La caractéristique dominante de l'esprit (ou énergie) est le principe vital, ce mystérieux quelque chose, qui est la cause de l'existence de toutes choses et de la persistance de cette existence. La caractéristique dominante de l'âme (ou de la force) est la lumière. Elle met tout ce qui existe en état de visibilité.

La caractéristique dominante de la matière vivante consiste dans le fait qu'elle se trouve sous-jacente au corps objectif et pourvoit à sa véritable forme.
Il faut se rappeler ici que la base de tout enseignement occulte, et de tous les phénomènes, se trouve dans le texte suivant :

"La matière est le véhicule destiné à la manifestation de l'âme sur ce plan d'existence ; et l'âme est, sur une spire plus élevée de la spirale, le véhicule destiné à la manifestation de l'esprit." (La Doctrine Secrète, I. 80)

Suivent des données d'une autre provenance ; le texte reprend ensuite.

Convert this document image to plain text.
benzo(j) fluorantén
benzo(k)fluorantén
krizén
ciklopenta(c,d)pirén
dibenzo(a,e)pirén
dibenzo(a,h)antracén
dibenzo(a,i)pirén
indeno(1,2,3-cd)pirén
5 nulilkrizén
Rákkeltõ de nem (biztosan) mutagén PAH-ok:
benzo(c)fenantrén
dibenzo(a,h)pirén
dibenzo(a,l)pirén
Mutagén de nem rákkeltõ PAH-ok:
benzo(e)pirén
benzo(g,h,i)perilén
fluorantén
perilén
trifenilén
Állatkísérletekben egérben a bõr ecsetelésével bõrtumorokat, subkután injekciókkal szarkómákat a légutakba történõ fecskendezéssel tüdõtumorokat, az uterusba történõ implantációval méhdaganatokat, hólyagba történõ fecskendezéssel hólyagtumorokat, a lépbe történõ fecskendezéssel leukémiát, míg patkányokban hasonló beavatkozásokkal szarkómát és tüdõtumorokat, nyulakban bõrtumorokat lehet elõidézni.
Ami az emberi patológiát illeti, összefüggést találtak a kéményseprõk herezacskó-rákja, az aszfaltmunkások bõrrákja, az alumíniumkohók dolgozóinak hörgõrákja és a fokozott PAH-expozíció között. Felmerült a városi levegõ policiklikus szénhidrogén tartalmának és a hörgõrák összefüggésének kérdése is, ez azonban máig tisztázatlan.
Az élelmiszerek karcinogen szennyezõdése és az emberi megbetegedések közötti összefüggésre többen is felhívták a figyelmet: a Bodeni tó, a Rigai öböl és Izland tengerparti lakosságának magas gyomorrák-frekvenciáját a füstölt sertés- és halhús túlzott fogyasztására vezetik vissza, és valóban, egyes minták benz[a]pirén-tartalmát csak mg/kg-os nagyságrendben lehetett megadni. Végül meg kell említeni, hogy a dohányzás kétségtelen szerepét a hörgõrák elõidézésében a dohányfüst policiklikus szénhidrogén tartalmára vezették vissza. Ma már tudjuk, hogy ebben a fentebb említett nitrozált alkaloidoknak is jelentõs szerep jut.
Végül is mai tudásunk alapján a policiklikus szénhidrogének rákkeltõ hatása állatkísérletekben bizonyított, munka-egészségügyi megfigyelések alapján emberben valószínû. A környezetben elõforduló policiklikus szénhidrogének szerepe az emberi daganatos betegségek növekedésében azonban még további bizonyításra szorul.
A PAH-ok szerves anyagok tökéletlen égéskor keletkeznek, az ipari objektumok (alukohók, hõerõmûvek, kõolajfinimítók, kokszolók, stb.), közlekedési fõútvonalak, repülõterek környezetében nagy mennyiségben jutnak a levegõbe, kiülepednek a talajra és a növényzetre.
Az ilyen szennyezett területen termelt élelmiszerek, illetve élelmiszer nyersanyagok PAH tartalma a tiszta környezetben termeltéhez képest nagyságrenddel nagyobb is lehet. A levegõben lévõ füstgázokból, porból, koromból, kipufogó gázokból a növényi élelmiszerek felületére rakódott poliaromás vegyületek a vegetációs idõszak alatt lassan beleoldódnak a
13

Quand l'âme (ou force) se retire hors de l'aspect matière (la forme objective tangible), cette forme n'est plus visible. Elle se dissipe temporairement et disparaît. Actuellement, ceci peut être accompli de façon satisfaisante par le voyant qui s'applique à concentrer sa conscience dans l'égo, l'homme spirituel ou âme et, par l'emploi du principe pensant et un acte de la volonté, à retirer le corps éthérique du corps physique dense. Ceci s'exprime par le mot "transfert" et implique :

1.
Un rassemblement de la vie, ou des forces vitales du corps, dans les centres nerveux du plan physique qui se trouvent sur le haut de l'épine dorsale.
2.
Leur acheminement, depuis le haut de l'épine dorsale, jusqu'à la tête.
3.
Leur concentration sur ce point et leur transfert subséquent le long du fil ou sutratma, par la voie de la glande pinéale et du brahmarandra.
4.
Le voyant se trouve alors en sa forme véritable, le corps éthérique, lequel est invisible à l'oeil humain. Lorsque la vision éthérique se développera au sein de la race, un transfert plus avancé deviendra nécessaire ; le voyant procédera alors, de la même façon, au retrait des principes vital et lumineux (les qualités de sattva et de rajas) hors du corps éthérique, et se trouvera être dans son corps kamique ou astral ; il sera donc, éthériquement aussi, invisible. Quoi qu'il en soit, ce temps est encore lointain.

W.Q. Judge, dans son commentaire, fait certaines remarques intéressantes en ces termes :
"Une autre grande différence entre cette philosophie et la science moderne, est indiquée ici. Les écoles d'aujourd'hui posent en règle que, si un œil sain est sur la trajectoire des rayons lumineux que réfléchit un objet – tel qu'un corps humain – ce dernier sera vu, et que nul acte mental de la part de la personne regardée ne pourra paralyser les fonctions des nerfs optiques et de la rétine de celui qui regarde. Mais les anciens hindous estimaient que toutes choses sont vues en raison de la caractéristique de Sattva – l'une des grandes qualités entrant dans la composition de toutes choses – qui se manifeste en tant que luminosité opérant conjointement avec l'œil, lequel est aussi une manifestation de Sattva sous un autre aspect. Les deux doivent aller de pair ; l'absence de luminosité, ou sa disjonction d'avec l'œil du voyant, provoquera une disparition. Lorsque la qualité de luminosité est entièrement sous le contrôle de l'ascète, celui-ci peut, par le processus indiqué, le contrôler et, en conséquence, retrancher de l'œil de l'autre personne un élément essentiel à la vision de n'importe quel objet."

Ce processus en son entier n'est possible que s'il est le résultat d'une méditation concentrée et fixée sur un seul point ; elle est donc impossible à l'homme qui n'a pas passé par la discipline et l'entraînement prolongés que comporte le travail ayant pour objet la maîtrise du principe pensant et la mise en œuvre de cet alignement et fonctionnement immédiats, qui sont réalisables lorsque le penseur sur son propre plan, le mental et le cerveau, sont tous trois alignés et coordonnés par la voie du sutratma, le fil ou corde d'argent magnétique.